In the spring, Harv hitched up their mule and in furrows parallel to the horizon plowed the gradual rise of land that mirrored the one where I stood in our front yard. The linked silhouettes of the man and the mule moved back and forth like a slow brush repainting the parched pallor of the winter-faded land with the wet dark color of loam. It seemed to be happening
in me
; and as I age with the twentieth century, I hold within myself this memory, this image unearthed from a pastoral epoch predating my birth, this deposit lower than which there is only the mineral void.

The English excavators of Ur, as they deepened their trench through the strata of rubbish deposited by successive epochs of the Sumerian civilization, suddenly encountered a bed of perfectly clean clay, which they at first took to be the primordial silt of the delta. But measurements were taken and the clay proved too high to be the original riverbed; digging
deeper, they found that after eight feet the clay stopped, yielding to soil again pregnant with flints and potsherds. But whereas Sumerian pottery had been turned on a wheel and not painted, these fragments bore traces of color and had been entirely hand-formed. In fact, the remnants were of an entirely different civilization, called “al ’Ubaid,” and the eight feet of clay were the physical record of the legendary Flood survived by Noah.
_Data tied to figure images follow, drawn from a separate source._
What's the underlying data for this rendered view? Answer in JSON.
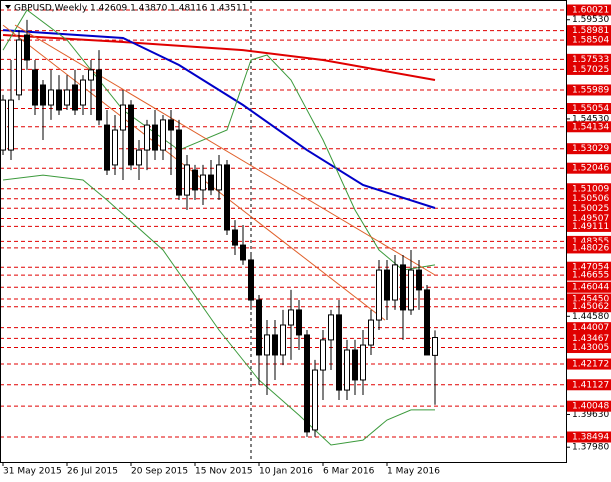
{
  "chart_data": {
    "type": "candlestick",
    "title": "GBPUSD,Weekly  1.42609 1.43870 1.48116 1.43511",
    "categories": [
      "31 May 2015",
      null,
      null,
      null,
      null,
      null,
      null,
      null,
      "26 Jul 2015",
      null,
      null,
      null,
      null,
      null,
      null,
      null,
      "20 Sep 2015",
      null,
      null,
      null,
      null,
      null,
      null,
      null,
      "15 Nov 2015",
      null,
      null,
      null,
      null,
      null,
      null,
      null,
      "10 Jan 2016",
      null,
      null,
      null,
      null,
      null,
      null,
      null,
      "6 Mar 2016",
      null,
      null,
      null,
      null,
      null,
      null,
      null,
      "1 May 2016",
      null,
      null,
      null,
      null,
      null,
      null
    ],
    "open": [
      1.5296,
      1.5296,
      1.5574,
      1.5876,
      1.57,
      1.5624,
      1.5523,
      1.5599,
      1.5523,
      1.5624,
      1.5523,
      1.5649,
      1.57,
      1.5422,
      1.5221,
      1.5397,
      1.5523,
      1.5221,
      1.5296,
      1.5422,
      1.5296,
      1.5448,
      1.5397,
      1.5069,
      1.5195,
      1.5095,
      1.517,
      1.5095,
      1.5221,
      1.4893,
      1.4817,
      1.4742,
      1.454,
      1.4263,
      1.4364,
      1.4263,
      1.4414,
      1.449,
      1.4364,
      1.3885,
      1.4187,
      1.4339,
      1.4465,
      1.4086,
      1.4288,
      1.4137,
      1.4313,
      1.4439,
      1.4691,
      1.454,
      1.4717,
      1.449,
      1.4691,
      1.4591,
      1.4261
    ],
    "high": [
      1.5574,
      1.575,
      1.5901,
      1.5952,
      1.575,
      1.5649,
      1.57,
      1.5674,
      1.5674,
      1.57,
      1.5674,
      1.575,
      1.58,
      1.5498,
      1.5473,
      1.5599,
      1.5548,
      1.5347,
      1.5448,
      1.5498,
      1.5473,
      1.5498,
      1.5448,
      1.5271,
      1.5221,
      1.5221,
      1.5246,
      1.5271,
      1.5246,
      1.4943,
      1.4918,
      1.4767,
      1.4565,
      1.4439,
      1.4439,
      1.449,
      1.4591,
      1.454,
      1.4389,
      1.4238,
      1.4389,
      1.449,
      1.454,
      1.4339,
      1.4339,
      1.4389,
      1.449,
      1.4742,
      1.4742,
      1.4767,
      1.4767,
      1.4792,
      1.4742,
      1.4616,
      1.4387
    ],
    "low": [
      1.5271,
      1.5246,
      1.5548,
      1.57,
      1.5473,
      1.5347,
      1.5448,
      1.5473,
      1.5498,
      1.5473,
      1.5473,
      1.5473,
      1.5422,
      1.517,
      1.517,
      1.5145,
      1.5195,
      1.5145,
      1.5195,
      1.5246,
      1.5246,
      1.517,
      1.5044,
      1.4994,
      1.5044,
      1.5019,
      1.5069,
      1.5044,
      1.4868,
      1.4767,
      1.4717,
      1.449,
      1.4112,
      1.4061,
      1.4137,
      1.4212,
      1.4238,
      1.4288,
      1.385,
      1.385,
      1.4036,
      1.4187,
      1.4036,
      1.4036,
      1.4061,
      1.4061,
      1.4263,
      1.4389,
      1.4439,
      1.449,
      1.4339,
      1.4465,
      1.449,
      1.4263,
      1.4012
    ],
    "close": [
      1.5548,
      1.5548,
      1.5851,
      1.575,
      1.5523,
      1.5523,
      1.5599,
      1.5498,
      1.5599,
      1.5498,
      1.5649,
      1.57,
      1.5448,
      1.5195,
      1.5397,
      1.5523,
      1.5221,
      1.5296,
      1.5422,
      1.5296,
      1.5448,
      1.5397,
      1.5069,
      1.5221,
      1.5095,
      1.517,
      1.5095,
      1.5221,
      1.4893,
      1.4817,
      1.4742,
      1.454,
      1.4263,
      1.4364,
      1.4263,
      1.4414,
      1.449,
      1.4364,
      1.3875,
      1.4187,
      1.4339,
      1.4465,
      1.4086,
      1.4288,
      1.4137,
      1.4313,
      1.4439,
      1.4691,
      1.454,
      1.4717,
      1.449,
      1.4691,
      1.4591,
      1.4263,
      1.4351
    ],
    "bull_color": "#ffffff",
    "bear_color": "#000000",
    "xlim": [
      -0.375,
      70.375
    ],
    "ylim": [
      1.37234,
      1.60525
    ],
    "yticks": [
      {
        "value": 1.5953,
        "label": "1.59530"
      },
      {
        "value": 1.5453,
        "label": "1.54530"
      },
      {
        "value": 1.4458,
        "label": "1.44580"
      },
      {
        "value": 1.3963,
        "label": "1.39630"
      },
      {
        "value": 1.3798,
        "label": "1.37980"
      }
    ],
    "level_color": "#e00000",
    "levels": [
      1.60021,
      1.58981,
      1.58504,
      1.57533,
      1.57025,
      1.55989,
      1.55054,
      1.54134,
      1.53029,
      1.52046,
      1.51009,
      1.50506,
      1.50025,
      1.49507,
      1.49111,
      1.48355,
      1.48026,
      1.47054,
      1.46655,
      1.46044,
      {
        "value": 1.4545,
        "label": "1.45450"
      },
      1.45062,
      1.44007,
      1.43467,
      1.43005,
      1.42172,
      1.41127,
      1.40048,
      1.38494
    ],
    "overlays": [
      {
        "color": "#e00000",
        "x": [
          0,
          15,
          30,
          40,
          54
        ],
        "values": [
          1.5876,
          1.5841,
          1.58,
          1.575,
          1.5649
        ]
      },
      {
        "color": "#0000c8",
        "x": [
          0,
          15,
          22,
          30,
          38,
          45,
          54
        ],
        "values": [
          1.5901,
          1.5861,
          1.5725,
          1.5523,
          1.5296,
          1.512,
          1.5004
        ]
      },
      {
        "color": "#3c9a3c",
        "x": [
          0,
          3,
          8,
          15,
          22,
          28,
          31,
          33,
          36,
          40,
          44,
          47,
          50,
          54
        ],
        "values": [
          1.58,
          1.6002,
          1.5851,
          1.5498,
          1.5296,
          1.5397,
          1.575,
          1.5775,
          1.5649,
          1.5347,
          1.4994,
          1.4792,
          1.4691,
          1.4717
        ]
      },
      {
        "color": "#3c9a3c",
        "x": [
          0,
          5,
          10,
          13,
          20,
          27,
          32,
          37,
          41,
          45,
          48,
          51,
          54
        ],
        "values": [
          1.5145,
          1.517,
          1.5145,
          1.5044,
          1.4792,
          1.4389,
          1.4137,
          1.396,
          1.3809,
          1.3834,
          1.3935,
          1.3986,
          1.3986
        ]
      },
      {
        "color": "#e0602a",
        "x": [
          0,
          47.75
        ],
        "values": [
          1.5926,
          1.4439
        ]
      },
      {
        "color": "#e0602a",
        "x": [
          1.5,
          54
        ],
        "values": [
          1.5926,
          1.4666
        ]
      }
    ]
  }
}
My existence seems similarly stratified. At the top there is a skin of rubbish, of minutes, hours, and days, and the events and objects that occupy these days. At the bottom there is the hidden space where Harv—who since his mother died has sold the farm and married and moved to Florida—eternally plows. Between them, as thick as the distance from the grass to the clouds and no more like clay than fire is like air, interposes the dense vacancy where like an inundation the woman came and went. Let us be quite clear. She is not there. But she
was
there: proof of this may be discerned in the curious hollowness of virtually every piece of debris examined in the course of scavenging the days. While of course great caution should attend assertions about evidence so tenuous and disjunct, each fragment seems hollow
in the same way
; and a kind of shape, or at least a tendency of motion which if we could imagine it continuing uninterrupted would produce a shape, might be hypothesized. But we will be on firmer ground simply describing the surface layer of days.